Radiative heat attenuation mechanisms for nanoporous thermal insulating composites

Abstract

Nanoporous thermal insulating composites of fumed silica, opacifier, and fiber have been prepared by a dry molding method. SiC is adopted as an opacifier to improve thermal insulating performance at higher temperatures where radiation heat transfer plays an important role in entire heat transfer system. Radiative heat attenuation mechanisms have been illuminated by calculating thermal radiation optical parameters including scattering, absorption, and attenuation factors. The result shows fumed silica has low attenuation factor in infrared wavelength range, only 0.00188 for infrared radiation with a wavelength of 3.14μm.

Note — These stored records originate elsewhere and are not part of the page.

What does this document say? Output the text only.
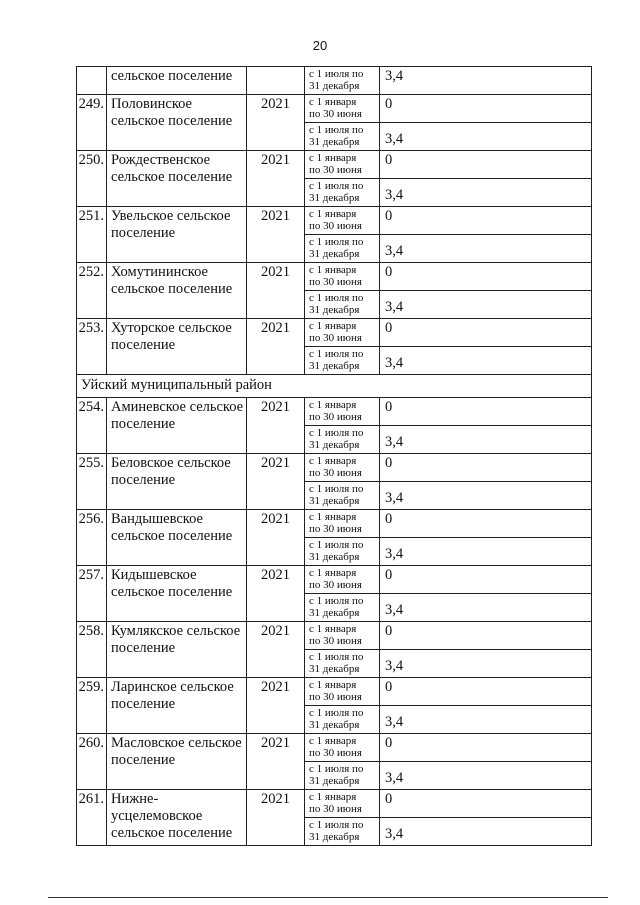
20
	сельское поселение		с 1 июля по
31 декабря	3,4
249.	Половинское сельское поселение	2021	с 1 января
по 30 июня	0

			с 1 июля по
31 декабря	3,4
250.	Рождественское сельское поселение	2021	с 1 января
по 30 июня	0

			с 1 июля по
31 декабря	3,4
251.	Увельское сельское поселение	2021	с 1 января
по 30 июня	0

			с 1 июля по
31 декабря	3,4
252.	Хомутининское сельское поселение	2021	с 1 января
по 30 июня	0

			с 1 июля по
31 декабря	3,4
253.	Хуторское сельское поселение	2021	с 1 января
по 30 июня	0

			с 1 июля по
31 декабря	3,4
Уйский муниципальный район				
254.	Аминевское сельское поселение	2021	с 1 января
по 30 июня	0

			с 1 июля по
31 декабря	3,4
255.	Беловское сельское поселение	2021	с 1 января
по 30 июня	0

			с 1 июля по
31 декабря	3,4
256.	Вандышевское сельское поселение	2021	с 1 января
по 30 июня	0

			с 1 июля по
31 декабря	3,4
257.	Кидышевское сельское поселение	2021	с 1 января
по 30 июня	0

			с 1 июля по
31 декабря	3,4
258.	Кумлякское сельское поселение	2021	с 1 января
по 30 июня	0

			с 1 июля по
31 декабря	3,4
259.	Ларинское сельское поселение	2021	с 1 января
по 30 июня	0

			с 1 июля по
31 декабря	3,4
260.	Масловское сельское поселение	2021	с 1 января
по 30 июня	0

			с 1 июля по
31 декабря	3,4
261.	Нижне-усцелемовское сельское поселение	2021	с 1 января
по 30 июня	0

			с 1 июля по
31 декабря	3,4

The introduction of SiC can remarkably restrain radiative heat transfer, and the maximum attenuation factor reaches up to 5.848 for infrared radiation with a wavelength of 8.646μm. The effect of SiC particle size on thermal radiation optical parameters is also studied. The choice of SiC particle size should match up with serving temperature of this insulation. In addition, thermal conductivity measurement has been employed to verify the accuracy of calculation results. Thermal conductivity can significantly decrease from 0.119 to 0.041W/(mK) at 773K when 25wt% SiC (0.877μm) is added into the composites.